Потом он поцеловал меня в лоб, разогнулся, сказал: «Прямо беда все эти истории», – и сел в машину.

– Будь хорошим мальчиком. До свидания, мадам.

Женщина в очках сказала:

– До свидания, месье, и спасибо.

Машина с голубым помпоном попятилась и уехала.

И у меня опять стало щекотно в горле.

А мадам взяла чемодан и повернулась ко мне.

– Пойдём, Икар.
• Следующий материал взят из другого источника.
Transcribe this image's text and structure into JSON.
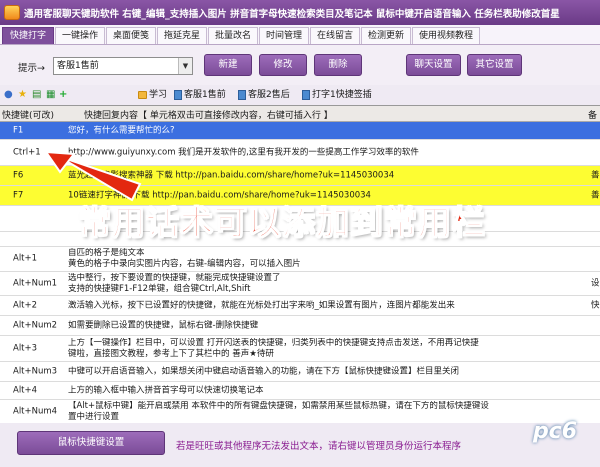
{
  "app": {
    "title": "通用客服聊天键助软件   右键_编辑_支持插入图片   拼音首字母快速检索类目及笔记本   鼠标中键开启语音输入   任务栏表助修改首星"
  },
  "tabs": [
    "快捷打字",
    "一键操作",
    "桌面便笺",
    "拖延克星",
    "批量改名",
    "时间管理",
    "在线留言",
    "检测更新",
    "使用视频教程"
  ],
  "toolbar": {
    "prompt_label": "提示→",
    "combo_value": "客服1售前",
    "new_label": "新建",
    "edit_label": "修改",
    "delete_label": "删除",
    "chat_settings_label": "聊天设置",
    "other_settings_label": "其它设置"
  },
  "quickbar": {
    "folders": [
      "学习",
      "客服1售前",
      "客服2售后",
      "打字1快捷签插"
    ]
  },
  "grid": {
    "headers": [
      "快捷键(可改)",
      "快捷回复内容【 单元格双击可直接修改内容，右键可插入行 】",
      "备"
    ],
    "rows": [
      {
        "key": "F1",
        "content": "您好，有什么需要帮忙的么?",
        "extra": ""
      },
      {
        "key": "Ctrl+1",
        "content": "http://www.guiyunxy.com   我们是开发软件的,这里有我开发的一些提高工作学习效率的软件",
        "extra": ""
      },
      {
        "key": "F6",
        "content": "蓝光超清电影搜索神器 下载 http://pan.baidu.com/share/home?uk=1145030034",
        "extra": "善"
      },
      {
        "key": "F7",
        "content": "10链速打字神器 下载 http://pan.baidu.com/share/home?uk=1145030034",
        "extra": "善"
      },
      {
        "key": "",
        "content": "",
        "extra": ""
      },
      {
        "key": "",
        "content": "",
        "extra": ""
      },
      {
        "key": "Alt+1",
        "content": "自匹的格子是纯文本\n黄色的格子中录向实图片内容，右键-编辑内容，可以插入图片",
        "extra": ""
      },
      {
        "key": "Alt+Num1",
        "content": "选中整行，按下要设置的快捷键，就能完成快捷键设置了\n支持的快捷键F1-F12单键，组合键Ctrl,Alt,Shift",
        "extra": "设"
      },
      {
        "key": "Alt+2",
        "content": "激活输入光标，按下已设置好的快捷键，就能在光标处打出字来哟_如果设置有图片，连图片都能发出来",
        "extra": "快"
      },
      {
        "key": "Alt+Num2",
        "content": "如需要删除已设置的快捷键，鼠标右键-删除快捷键",
        "extra": ""
      },
      {
        "key": "Alt+3",
        "content": "上方【一键操作】栏目中，可以设置 打开闪送表的快捷键，归类列表中的快捷键支持点击发送，不用再记快捷\n键啦，直接图文教程，参考上下了其栏中的 善声★待研",
        "extra": ""
      },
      {
        "key": "Alt+Num3",
        "content": "中键可以开启语音输入，如果想关闭中键启动语音输入的功能，请在下方【鼠标快捷键设置】栏目里关闭",
        "extra": ""
      },
      {
        "key": "Alt+4",
        "content": "上方的输入框中输入拼音首字母可以快速切换笔记本",
        "extra": ""
      },
      {
        "key": "Alt+Num4",
        "content": "【Alt+鼠标中键】能开启或禁用 本软件中的所有键盘快捷键，如需禁用某些鼠标热键，请在下方的鼠标快捷键设\n置中进行设置",
        "extra": ""
      }
    ]
  },
  "overlay_text": "常用话术可以添加到常用栏",
  "footer": {
    "button_label": "鼠标快捷键设置",
    "note": "若是旺旺或其他程序无法发出文本，请右键以管理员身份运行本程序"
  },
  "watermark": "pc6"
}
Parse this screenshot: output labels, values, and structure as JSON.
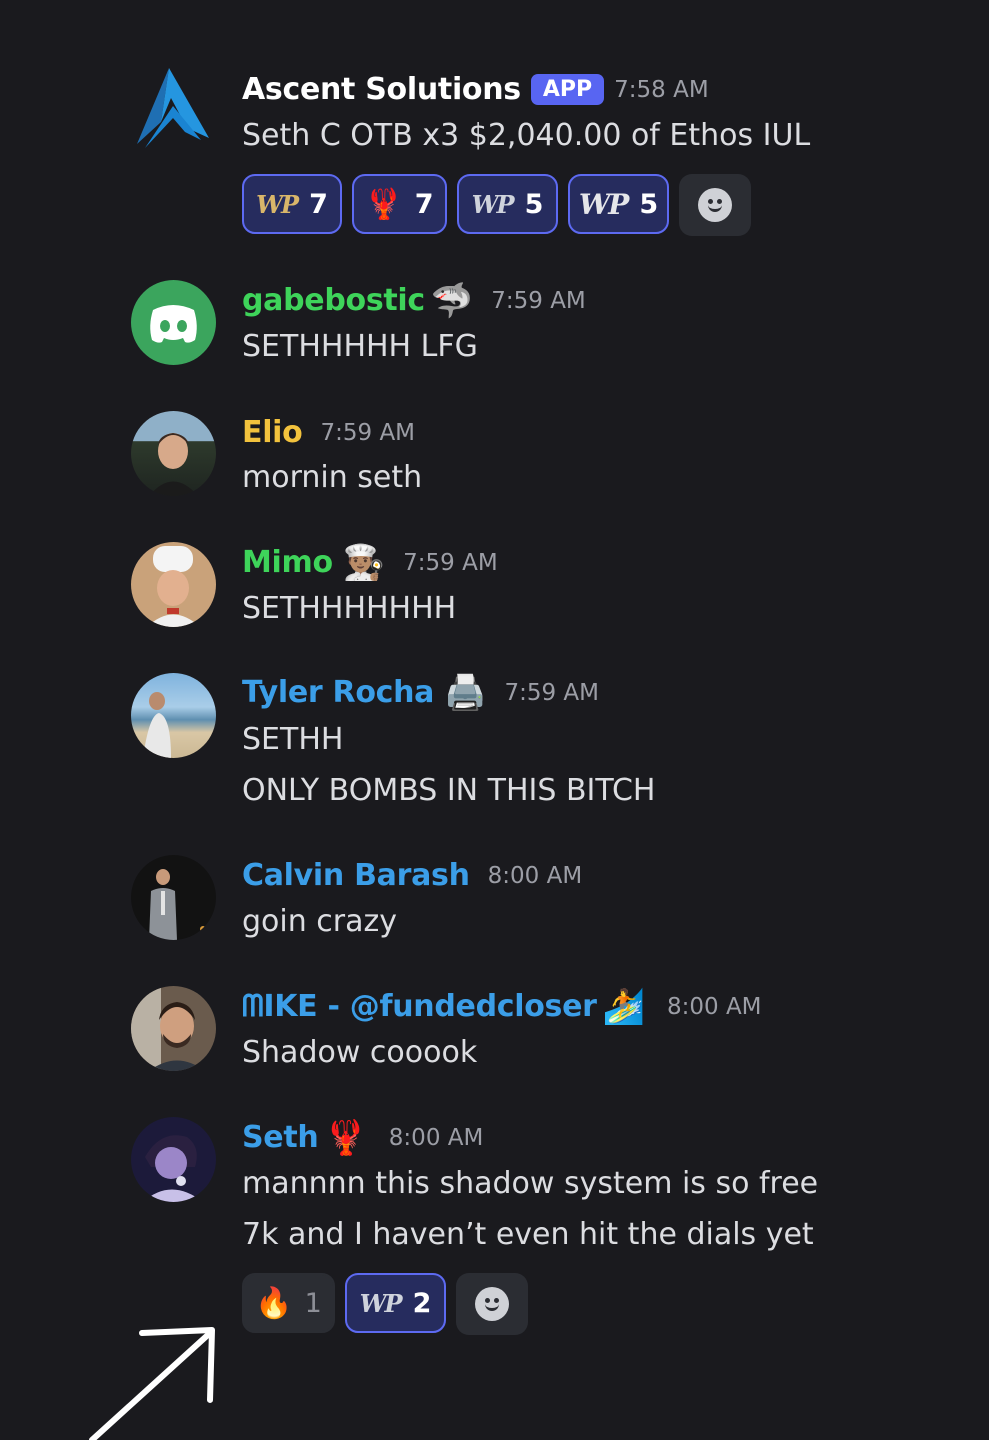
{
  "colors": {
    "background": "#1a1a1e",
    "green_name": "#3ed45a",
    "yellow_name": "#f2c23d",
    "blue_name": "#3b9ee8",
    "app_badge": "#5865f2",
    "reaction_active_border": "#5d6af2"
  },
  "messages": [
    {
      "author": "Ascent Solutions",
      "badge": "APP",
      "time": "7:58 AM",
      "lines": [
        "Seth C OTB x3 $2,040.00 of Ethos IUL"
      ],
      "reactions": [
        {
          "icon": "wp-logo",
          "label": "WP",
          "count": "7"
        },
        {
          "icon": "lobster-icon",
          "label": "🦞",
          "count": "7"
        },
        {
          "icon": "wp-logo",
          "label": "WP",
          "count": "5"
        },
        {
          "icon": "wp-logo",
          "label": "WP",
          "count": "5"
        }
      ]
    },
    {
      "author": "gabebostic",
      "emoji": "🦈",
      "time": "7:59 AM",
      "lines": [
        "SETHHHHH LFG"
      ]
    },
    {
      "author": "Elio",
      "time": "7:59 AM",
      "lines": [
        "mornin seth"
      ]
    },
    {
      "author": "Mimo",
      "emoji": "👨🏽‍🍳",
      "time": "7:59 AM",
      "lines": [
        "SETHHHHHHH"
      ]
    },
    {
      "author": "Tyler Rocha",
      "emoji": "🖨️",
      "time": "7:59 AM",
      "lines": [
        "SETHH",
        "ONLY BOMBS IN THIS BITCH"
      ]
    },
    {
      "author": "Calvin Barash",
      "time": "8:00 AM",
      "lines": [
        "goin crazy"
      ]
    },
    {
      "author": "ᗰIKE - @fundedcloser",
      "emoji": "🏄",
      "time": "8:00 AM",
      "lines": [
        "Shadow cooook"
      ]
    },
    {
      "author": "Seth",
      "emoji": "🦞",
      "time": "8:00 AM",
      "lines": [
        "mannnn this shadow system is so free",
        "7k and I haven’t even hit the dials yet"
      ],
      "reactions": [
        {
          "icon": "fire-icon",
          "label": "🔥",
          "count": "1"
        },
        {
          "icon": "wp-logo",
          "label": "WP",
          "count": "2"
        }
      ]
    }
  ]
}
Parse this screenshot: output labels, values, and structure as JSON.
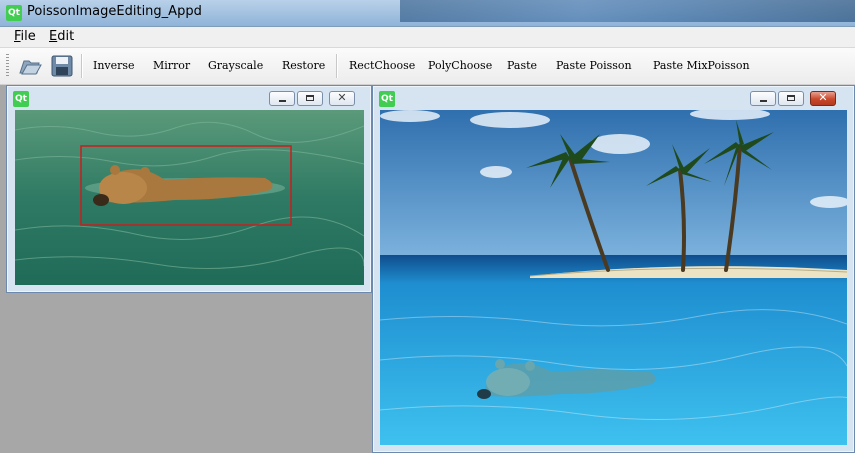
{
  "window": {
    "title": "PoissonImageEditing_Appd",
    "icon": "qt-logo-icon"
  },
  "menu": {
    "items": [
      "File",
      "Edit"
    ],
    "accelerators": [
      "F",
      "E"
    ]
  },
  "toolbar": {
    "icons": [
      "open-folder-icon",
      "save-disk-icon"
    ],
    "buttons": [
      "Inverse",
      "Mirror",
      "Grayscale",
      "Restore",
      "RectChoose",
      "PolyChoose",
      "Paste",
      "Paste Poisson",
      "Paste MixPoisson"
    ]
  },
  "source_window": {
    "badge": "Qt",
    "content": "photo of a bear swimming in green water with a red rectangular selection"
  },
  "target_window": {
    "badge": "Qt",
    "content": "photo of a tropical island with palm trees; pasted bear swimming in blue water"
  },
  "colors": {
    "selection": "#c81e1e",
    "workspace": "#a7a7a7",
    "qt_green": "#41cd52"
  }
}
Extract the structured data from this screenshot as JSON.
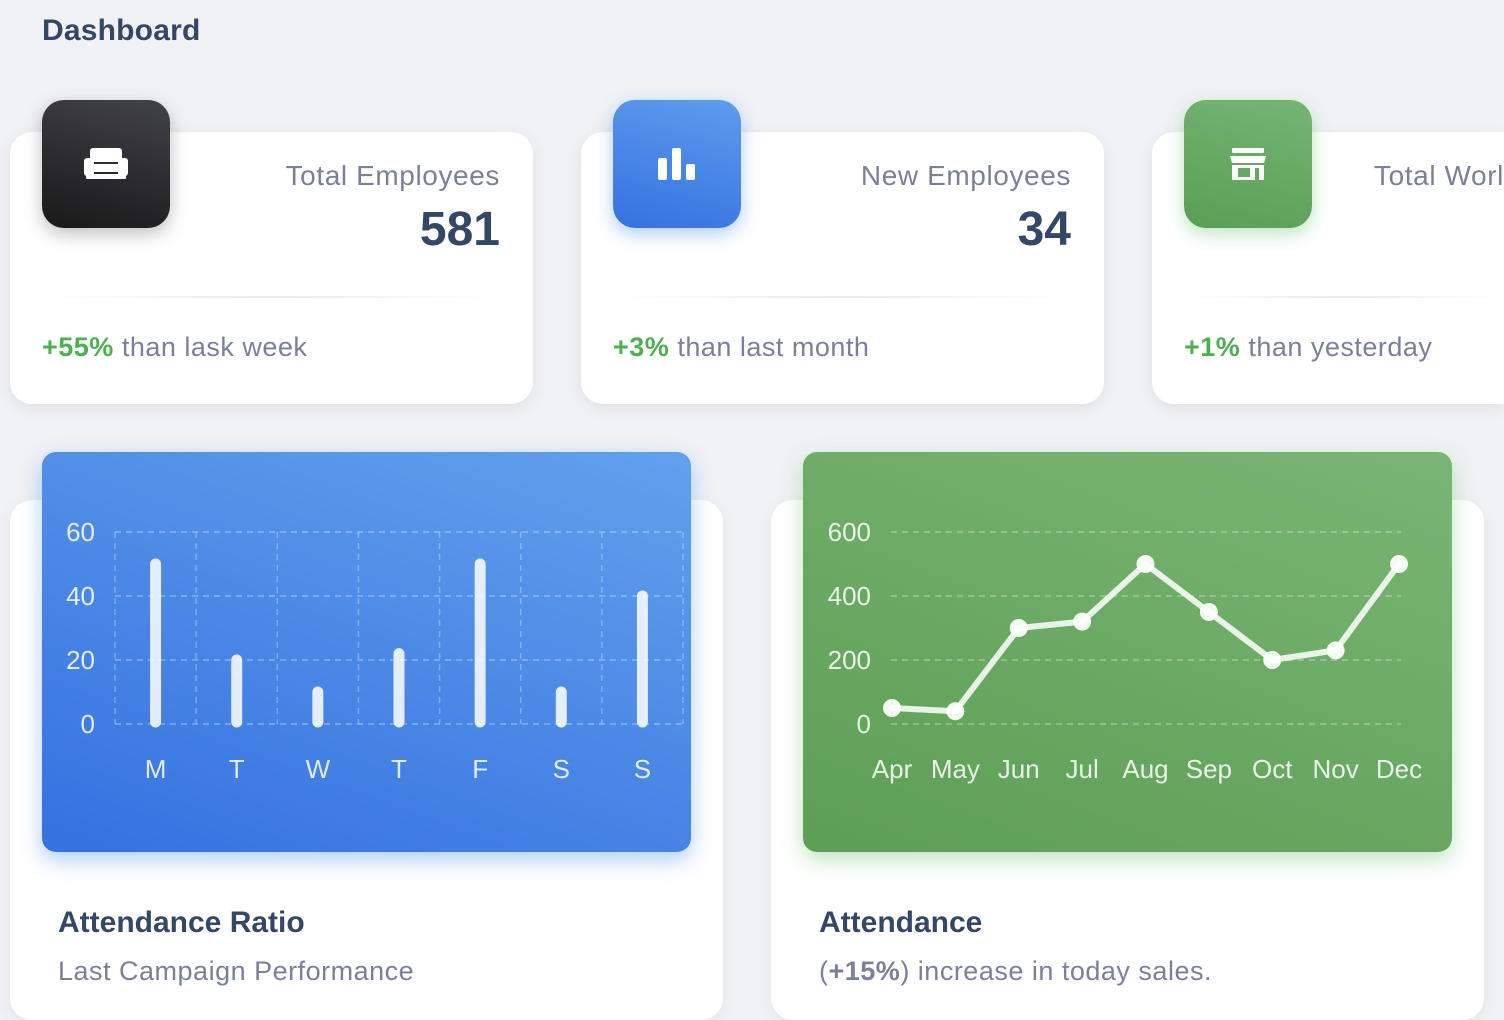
{
  "page": {
    "title": "Dashboard"
  },
  "stats": [
    {
      "label": "Total Employees",
      "value": "581",
      "change": "+55%",
      "change_text": "than lask week",
      "icon": "sofa-icon",
      "color": "dark"
    },
    {
      "label": "New Employees",
      "value": "34",
      "change": "+3%",
      "change_text": "than last month",
      "icon": "bar-chart-icon",
      "color": "blue"
    },
    {
      "label": "Total Worl",
      "value": "",
      "change": "+1%",
      "change_text": "than yesterday",
      "icon": "store-icon",
      "color": "green"
    }
  ],
  "attendance_ratio": {
    "title": "Attendance Ratio",
    "subtitle": "Last Campaign Performance"
  },
  "attendance": {
    "title": "Attendance",
    "subtitle_open": "(",
    "subtitle_strong": "+15%",
    "subtitle_rest": ") increase in today sales."
  },
  "chart_data": [
    {
      "type": "bar",
      "categories": [
        "M",
        "T",
        "W",
        "T",
        "F",
        "S",
        "S"
      ],
      "values": [
        50,
        20,
        10,
        22,
        50,
        10,
        40
      ],
      "yticks": [
        0,
        20,
        40,
        60
      ],
      "ylim": [
        0,
        60
      ],
      "grid": true,
      "color": "#ffffff"
    },
    {
      "type": "line",
      "categories": [
        "Apr",
        "May",
        "Jun",
        "Jul",
        "Aug",
        "Sep",
        "Oct",
        "Nov",
        "Dec"
      ],
      "values": [
        50,
        40,
        300,
        320,
        500,
        350,
        200,
        230,
        500
      ],
      "yticks": [
        0,
        200,
        400,
        600
      ],
      "ylim": [
        0,
        600
      ],
      "grid": true,
      "color": "#ffffff"
    }
  ]
}
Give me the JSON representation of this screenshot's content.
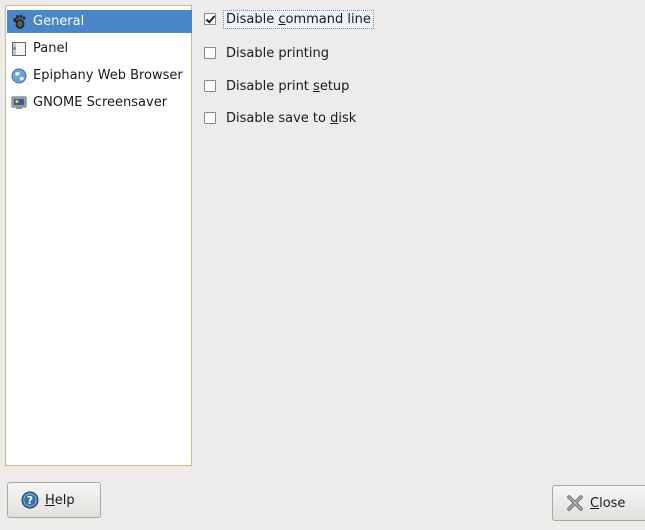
{
  "sidebar": {
    "items": [
      {
        "label": "General",
        "icon": "gnome-foot-icon",
        "selected": true
      },
      {
        "label": "Panel",
        "icon": "panel-icon",
        "selected": false
      },
      {
        "label": "Epiphany Web Browser",
        "icon": "globe-icon",
        "selected": false
      },
      {
        "label": "GNOME Screensaver",
        "icon": "monitor-icon",
        "selected": false
      }
    ]
  },
  "options": [
    {
      "pre": "Disable ",
      "mnemonic": "c",
      "post": "ommand line",
      "checked": true,
      "focused": true
    },
    {
      "pre": "Disable printing",
      "mnemonic": "",
      "post": "",
      "checked": false,
      "focused": false
    },
    {
      "pre": "Disable print ",
      "mnemonic": "s",
      "post": "etup",
      "checked": false,
      "focused": false
    },
    {
      "pre": "Disable save to ",
      "mnemonic": "d",
      "post": "isk",
      "checked": false,
      "focused": false
    }
  ],
  "buttons": {
    "help": {
      "mnemonic": "H",
      "rest": "elp",
      "icon": "help-icon"
    },
    "close": {
      "mnemonic": "C",
      "rest": "lose",
      "icon": "close-icon"
    }
  },
  "colors": {
    "selection": "#4a86c8",
    "window_bg": "#edeceb",
    "sidebar_border": "#c9b98e"
  }
}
Ты, наверное, голодный.

Я сказал: «Нет», она положила руку мне на плечо, и мы стали подниматься по лестнице.

* * *

Скоро будет три месяца, как Ахмед писает в постель и каждое утро спрашивает у Рози, когда к нему приедет папа.

Симон, который всегда в курсе всего, говорит, что папа Ахмеда приедет к нему не раньше, чем сбежит из тюрьмы, и Рози тогда смотрит на него сердито, и Симон задирает нос и требует, чтобы Рози завязала шнурки у него на кроссовках, которые всё время развязаны.

А Рози говорит, чтобы он не слишком много о себе воображал.

Мы с Ахмедом и Симоном живём в одной комнате.

В первую ночь Симон сказал, что я здесь минимум на три года и что в моих интересах намазывать ему тосты маслом за завтраком, а если я этого делать не буду, он испортит мне жизнь.

Симон – он такой, воображает о себе слишком много и всем угрожает, но, если на него прикрикнуть, сразу же перестаёт валять дурака.

В первое утро я положил кусочек масла на тост и влепил этим тостом ему в нос, тогда он схватил меня за волосы, и я его тоже. Рози нас растащила, глаза у неё были сердитые: «Чтоб я этого не видела, обоих накажу», и Ахмед заревел, потому что ему всегда кажется, что он в чём-то виноват, и мы с Симоном иногда этим пользуемся и сваливаем всё на него, даже если он ни при чём.

После того бутерброда Симон больше меня не достаёт, иногда я завязываю шнурки у него на кроссовках двойным узлом, как меня учила мама, и по вечерам развязывать их приходится Рози, потому что Симон, дай ему волю, и спать будет в кроссовках в этом нашем доме, который мы между собой называем тюрьмой.

Вслух мы говорим «приют», но мадам Пампино это не нравится.